Quando um paciente procura terapia, comumente ele não reconhece algumas questões que são determinantes em sua vida, nos caminhamos que costuma tomar. O estudo do inconsciente nos mostra que o homem não tem o poder de decisão que imagina ter, mas nem por isso o torna uma vítima. Ele é sim autor da sua própria história, ou ao menos de boa parte dela.

A psicoterapia proporciona um olhar para as atitudes, mas principalmente um olhar para dentro, para as motivações inconscientes de tal ato. Aquilo que não nos damos conta, aquilo que em muitos momentos nos faz sofrer e é de nossa total responsabilidade.

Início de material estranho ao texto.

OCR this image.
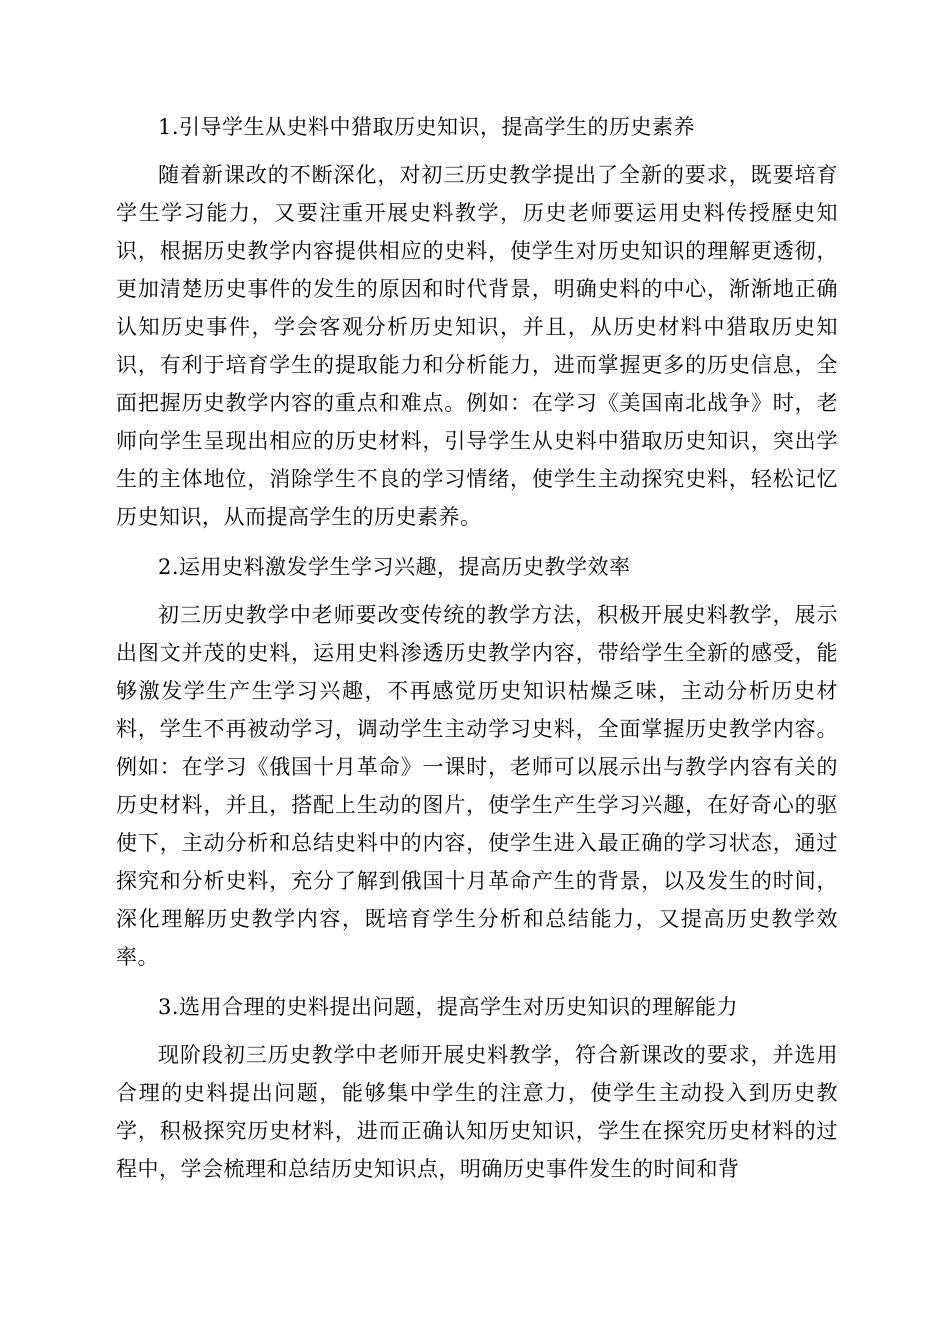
1.引导学生从史料中猎取历史知识，提高学生的历史素养

随着新课改的不断深化，对初三历史教学提出了全新的要求，既要培育学生学习能力，又要注重开展史料教学，历史老师要运用史料传授歷史知识，根据历史教学内容提供相应的史料，使学生对历史知识的理解更透彻，更加清楚历史事件的发生的原因和时代背景，明确史料的中心，渐渐地正确认知历史事件，学会客观分析历史知识，并且，从历史材料中猎取历史知识，有利于培育学生的提取能力和分析能力，进而掌握更多的历史信息，全面把握历史教学内容的重点和难点。例如：在学习《美国南北战争》时，老师向学生呈现出相应的历史材料，引导学生从史料中猎取历史知识，突出学生的主体地位，消除学生不良的学习情绪，使学生主动探究史料，轻松记忆历史知识，从而提高学生的历史素养。

2.运用史料激发学生学习兴趣，提高历史教学效率

初三历史教学中老师要改变传统的教学方法，积极开展史料教学，展示出图文并茂的史料，运用史料渗透历史教学内容，带给学生全新的感受，能够激发学生产生学习兴趣，不再感觉历史知识枯燥乏味，主动分析历史材料，学生不再被动学习，调动学生主动学习史料，全面掌握历史教学内容。例如：在学习《俄国十月革命》一课时，老师可以展示出与教学内容有关的历史材料，并且，搭配上生动的图片，使学生产生学习兴趣，在好奇心的驱使下，主动分析和总结史料中的内容，使学生进入最正确的学习状态，通过探究和分析史料，充分了解到俄国十月革命产生的背景，以及发生的时间，深化理解历史教学内容，既培育学生分析和总结能力，又提高历史教学效率。

3.选用合理的史料提出问题，提高学生对历史知识的理解能力

现阶段初三历史教学中老师开展史料教学，符合新课改的要求，并选用合理的史料提出问题，能够集中学生的注意力，使学生主动投入到历史教学，积极探究历史材料，进而正确认知历史知识，学生在探究历史材料的过程中，学会梳理和总结历史知识点，明确历史事件发生的时间和背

Um sintoma origina-se de elementos inconscientes da vida psíquica de uma pessoa. O inconsciente guarda a maior parte da nossa vida mental. Ele também se manifesta nos sonho e em atos falhos. Ele é movido por fantasias, ideias que estão ali ativas. Como diria Freud, ele é sutil mas não descansa até ser ouvido.

Aprender a pensar sobre, reconhecer funcionamentos, tendências, abre a possibilidade para uma pessoa modificar atitudes, modificar escolhas em sua vida. Em minha prática clínica observo como os pacientes vão gradativamente modificando suas histórias na medida em que vão se reconhecendo. Olhar para certas intenções inconscientes pode abrir a possibilidade de escolher novos caminhos, de deixar para traz aquilo que não queremos para nosso futuro.